Он еще раз провел пламенем вдоль тела.
— Решится кто дотронуться до огня? — проревел он. — Решится кто заглотить пламя? Решится кто на этакое безумие?
Он сунул факел в рот, факел погас. Сунул другой, тот погас тоже. Открыл рот и выдохнул клуб дыма. Снова зажег факелы. Снова пыхнул пламенем, вырвался огромный широкий огненный флаг.
— Смертельно, — прошептал папа.
Я глянул на него.
— Огнеглотатели часто теряют легкие, а некоторые даже и жизнь. Стоит вдохнуть, когда нужно выдохнуть, и…

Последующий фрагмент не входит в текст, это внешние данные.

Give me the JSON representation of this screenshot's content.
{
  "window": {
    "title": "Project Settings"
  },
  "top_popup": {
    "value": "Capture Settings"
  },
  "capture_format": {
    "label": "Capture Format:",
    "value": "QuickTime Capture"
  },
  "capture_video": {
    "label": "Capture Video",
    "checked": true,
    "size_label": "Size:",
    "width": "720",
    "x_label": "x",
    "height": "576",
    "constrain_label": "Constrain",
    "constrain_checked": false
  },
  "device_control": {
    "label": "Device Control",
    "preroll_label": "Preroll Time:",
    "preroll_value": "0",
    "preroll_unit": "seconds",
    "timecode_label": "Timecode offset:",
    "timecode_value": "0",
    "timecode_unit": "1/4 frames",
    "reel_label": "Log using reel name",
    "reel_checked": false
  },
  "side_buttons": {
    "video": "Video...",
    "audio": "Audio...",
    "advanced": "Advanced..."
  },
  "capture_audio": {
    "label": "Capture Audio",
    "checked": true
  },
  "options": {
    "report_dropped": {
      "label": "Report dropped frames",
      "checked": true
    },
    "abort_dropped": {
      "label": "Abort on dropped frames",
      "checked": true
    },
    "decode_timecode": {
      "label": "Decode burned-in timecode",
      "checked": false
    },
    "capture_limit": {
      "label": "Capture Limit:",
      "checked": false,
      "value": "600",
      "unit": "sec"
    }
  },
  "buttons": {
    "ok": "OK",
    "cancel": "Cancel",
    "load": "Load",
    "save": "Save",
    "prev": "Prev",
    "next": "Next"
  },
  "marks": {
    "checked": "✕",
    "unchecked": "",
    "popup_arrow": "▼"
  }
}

Тут Макналти как зыркнет. Потом как заорет. Держит факелы на вытянутой руке, а лицо запрокинул к небу. Быстро провел факелами вдоль тела.
— Если перед вами великий огнеглотатель, — говорит, — вы и не заметите, где кончается огонь и начинается человек.
Засунул оба факела в рот, потом вытащил; оба все еще горели.
Посмотрел на нас поласковее.
— Платите, — говорит. — А то не стоит заплатить за такое-то зрелище? А то не стоит заплатить, чтобы Макналти и дальше делал то же самое? Платите! Доставайте деньги и платите!